Данькина вихрастая голова лежала на моих коленях. Глаза закрыты, рот, наоборот, приоткрыт. Нос сладко сопит, утомленный целым днем развлечений.
Мой затылок на плече Яниса. Его рука на моем плече. Кончики пальцев поглаживают кожу, пробираясь под широкую лямку сарафана — гладить открытое ему неинтересно.
Медленно, едва касаясь обводят выпирающую косточку. Снова крадутся к пространству, спрятанному под тканью.
Мужские губы, дыхание в моих волосах и легкий мазок по коже на виске как предвкушение и обещание на приближающуюся ночь…
Если закрыть глаза, можно представить, что это семья едет домой после целого дня, проведенного вместе.

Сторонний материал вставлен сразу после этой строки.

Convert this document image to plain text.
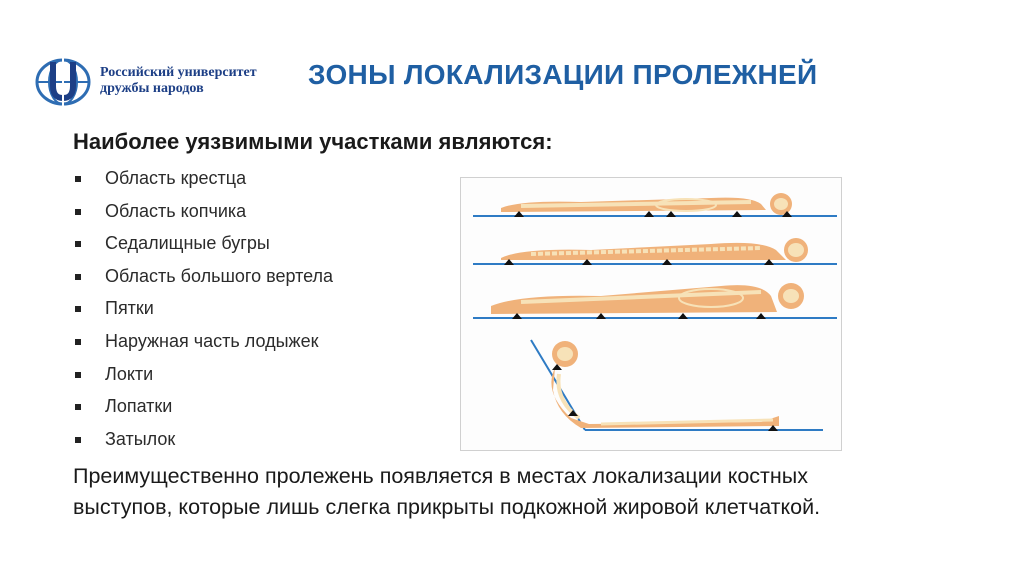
Российский университет
дружбы народов	ЗОНЫ ЛОКАЛИЗАЦИИ ПРОЛЕЖНЕЙ
Наиболее уязвимыми участками являются:
Область крестца
Область копчика
Седалищные бугры
Область большого вертела
Пятки
Наружная часть лодыжек
Локти
Лопатки
Затылок

Преимущественно пролежень появляется в местах локализации костных выступов, которые лишь слегка прикрыты подкожной жировой клетчаткой.
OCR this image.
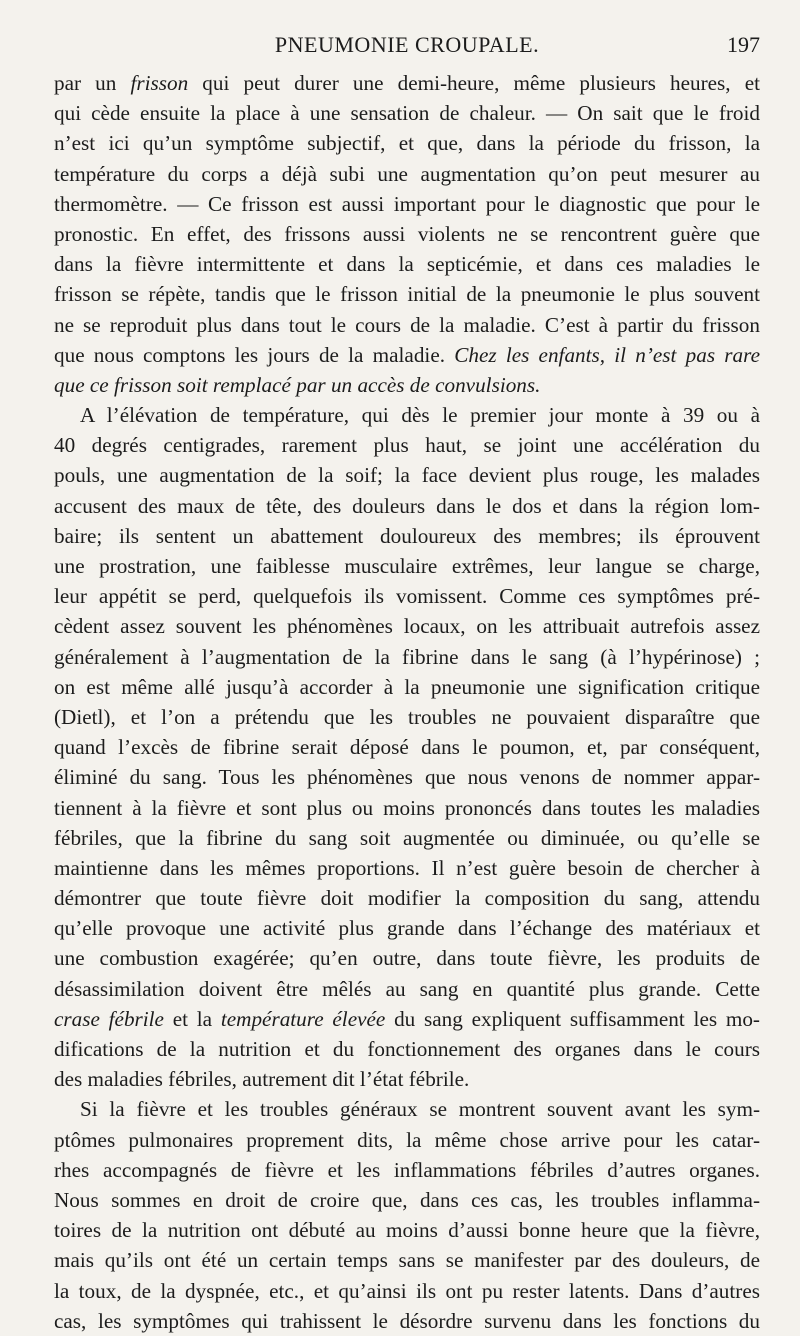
PNEUMONIE CROUPALE.	197
par un frisson qui peut durer une demi-heure, même plusieurs heures, et
qui cède ensuite la place à une sensation de chaleur. — On sait que le froid
n’est ici qu’un symptôme subjectif, et que, dans la période du frisson, la
température du corps a déjà subi une augmentation qu’on peut mesurer au
thermomètre. — Ce frisson est aussi important pour le diagnostic que pour le
pronostic. En effet, des frissons aussi violents ne se rencontrent guère que
dans la fièvre intermittente et dans la septicémie, et dans ces maladies le
frisson se répète, tandis que le frisson initial de la pneumonie le plus souvent
ne se reproduit plus dans tout le cours de la maladie. C’est à partir du frisson
que nous comptons les jours de la maladie. Chez les enfants, il n’est pas rare
que ce frisson soit remplacé par un accès de convulsions.
A l’élévation de température, qui dès le premier jour monte à 39 ou à
40 degrés centigrades, rarement plus haut, se joint une accélération du
pouls, une augmentation de la soif; la face devient plus rouge, les malades
accusent des maux de tête, des douleurs dans le dos et dans la région lom-
baire; ils sentent un abattement douloureux des membres; ils éprouvent
une prostration, une faiblesse musculaire extrêmes, leur langue se charge,
leur appétit se perd, quelquefois ils vomissent. Comme ces symptômes pré-
cèdent assez souvent les phénomènes locaux, on les attribuait autrefois assez
généralement à l’augmentation de la fibrine dans le sang (à l’hypérinose) ;
on est même allé jusqu’à accorder à la pneumonie une signification critique
(Dietl), et l’on a prétendu que les troubles ne pouvaient disparaître que
quand l’excès de fibrine serait déposé dans le poumon, et, par conséquent,
éliminé du sang. Tous les phénomènes que nous venons de nommer appar-
tiennent à la fièvre et sont plus ou moins prononcés dans toutes les maladies
fébriles, que la fibrine du sang soit augmentée ou diminuée, ou qu’elle se
maintienne dans les mêmes proportions. Il n’est guère besoin de chercher à
démontrer que toute fièvre doit modifier la composition du sang, attendu
qu’elle provoque une activité plus grande dans l’échange des matériaux et
une combustion exagérée; qu’en outre, dans toute fièvre, les produits de
désassimilation doivent être mêlés au sang en quantité plus grande. Cette
crase fébrile et la température élevée du sang expliquent suffisamment les mo-
difications de la nutrition et du fonctionnement des organes dans le cours
des maladies fébriles, autrement dit l’état fébrile.
Si la fièvre et les troubles généraux se montrent souvent avant les sym-
ptômes pulmonaires proprement dits, la même chose arrive pour les catar-
rhes accompagnés de fièvre et les inflammations fébriles d’autres organes.
Nous sommes en droit de croire que, dans ces cas, les troubles inflamma-
toires de la nutrition ont débuté au moins d’aussi bonne heure que la fièvre,
mais qu’ils ont été un certain temps sans se manifester par des douleurs, de
la toux, de la dyspnée, etc., et qu’ainsi ils ont pu rester latents. Dans d’autres
cas, les symptômes qui trahissent le désordre survenu dans les fonctions du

Мама, папа и ребенок. Муж и жена, мужчина и женщина, и плод их любви, заснувший на руках у родителей.
Можно представить, но я не делаю этого — зачем?
Всё неправда, просто картинка для странички в соцсетях. И этот красивый мужчина, и чудесный мальчишка, и даже я в новом платье, подаренном этим мужчиной — только кадр из сериала «Счастливая семья».
Но скоро закончится съемочный день, погаснут софиты — актеры смоют грим и снимут костюмы. И не будет ни семьи, ни даже картинки — одни бегущие по экрану титры и слово «конец».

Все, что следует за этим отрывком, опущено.